Las ventanas del palacio;
ahora no tenían el mismo
brillo deslumbrante.
¿Por qué lo sentía todo
tan muerto y distante?

En todos mis años de servidumbre a los nobles mi corazón había quedado de su lado, mi propia alma me había traicionado. Y ahora al ver tal paisaje desolado, el apocamiento en mí crecía a rasgos muy internos.

¿Habría sido obra de alguna peste?, ¿o quizás alguna guerra? Mi dulce familia, mi dulce palacio. ¿Por que os habéis apartado de mí en tan efímera ocasión?

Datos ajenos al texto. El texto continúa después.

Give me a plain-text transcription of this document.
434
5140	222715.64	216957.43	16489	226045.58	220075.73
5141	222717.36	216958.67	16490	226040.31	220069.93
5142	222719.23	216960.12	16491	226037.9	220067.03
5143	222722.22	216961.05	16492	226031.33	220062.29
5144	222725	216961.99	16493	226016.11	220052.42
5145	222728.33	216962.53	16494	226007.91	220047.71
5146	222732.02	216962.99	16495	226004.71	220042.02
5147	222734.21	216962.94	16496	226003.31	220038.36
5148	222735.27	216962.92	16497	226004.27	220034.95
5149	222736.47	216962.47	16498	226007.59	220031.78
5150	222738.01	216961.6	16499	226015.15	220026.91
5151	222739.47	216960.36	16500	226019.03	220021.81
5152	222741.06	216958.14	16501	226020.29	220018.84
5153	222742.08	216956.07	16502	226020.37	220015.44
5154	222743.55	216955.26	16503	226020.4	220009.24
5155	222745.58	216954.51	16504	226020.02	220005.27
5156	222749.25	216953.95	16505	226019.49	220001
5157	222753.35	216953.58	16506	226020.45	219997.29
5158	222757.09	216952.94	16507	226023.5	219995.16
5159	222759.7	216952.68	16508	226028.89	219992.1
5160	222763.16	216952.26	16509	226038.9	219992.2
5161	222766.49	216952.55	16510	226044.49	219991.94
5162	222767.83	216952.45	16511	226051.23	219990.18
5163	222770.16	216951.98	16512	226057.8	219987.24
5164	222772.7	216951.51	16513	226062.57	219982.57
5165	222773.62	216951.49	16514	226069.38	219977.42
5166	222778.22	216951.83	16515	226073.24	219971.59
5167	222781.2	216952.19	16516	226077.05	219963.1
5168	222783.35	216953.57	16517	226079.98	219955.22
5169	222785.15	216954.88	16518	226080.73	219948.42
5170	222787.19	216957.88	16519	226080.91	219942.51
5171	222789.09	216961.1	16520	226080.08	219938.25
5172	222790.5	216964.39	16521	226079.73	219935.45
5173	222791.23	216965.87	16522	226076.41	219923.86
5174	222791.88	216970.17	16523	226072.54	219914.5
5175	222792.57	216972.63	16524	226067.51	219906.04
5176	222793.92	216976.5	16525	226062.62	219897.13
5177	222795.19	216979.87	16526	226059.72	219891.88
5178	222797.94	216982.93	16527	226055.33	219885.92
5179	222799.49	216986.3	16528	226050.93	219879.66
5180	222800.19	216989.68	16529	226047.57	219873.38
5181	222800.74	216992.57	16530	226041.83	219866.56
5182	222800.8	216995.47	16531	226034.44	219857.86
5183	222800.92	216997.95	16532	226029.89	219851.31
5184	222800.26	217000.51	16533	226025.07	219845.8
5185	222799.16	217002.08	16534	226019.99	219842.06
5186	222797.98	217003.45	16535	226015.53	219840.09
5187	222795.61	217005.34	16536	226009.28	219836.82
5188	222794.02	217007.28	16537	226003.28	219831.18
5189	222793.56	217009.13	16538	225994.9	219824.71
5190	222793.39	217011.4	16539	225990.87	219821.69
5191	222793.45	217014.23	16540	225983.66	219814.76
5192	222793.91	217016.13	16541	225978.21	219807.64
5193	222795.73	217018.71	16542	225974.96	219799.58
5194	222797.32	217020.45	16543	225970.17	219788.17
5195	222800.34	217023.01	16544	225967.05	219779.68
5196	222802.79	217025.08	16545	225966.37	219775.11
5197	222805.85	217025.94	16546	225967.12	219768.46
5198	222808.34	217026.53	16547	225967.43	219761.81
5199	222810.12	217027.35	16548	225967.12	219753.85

Puse ambos pies en el trozo de empedrado seco y mohoso, obra propia de la curiosidad por cómo se sentía al tacto. Vacío. Justo cómo había de esperarlo. Trastabillé por unas cuantas horas en medio del yermo paisaje, más no acudió a mí la necesidad de librarme del armamento metálico.
Cuando lo hizo, finalmente, y se asomó mi mano esquelética a través del mundano guante, supe con firmeza que mi alma estaba muerta en lugar del propio paisaje.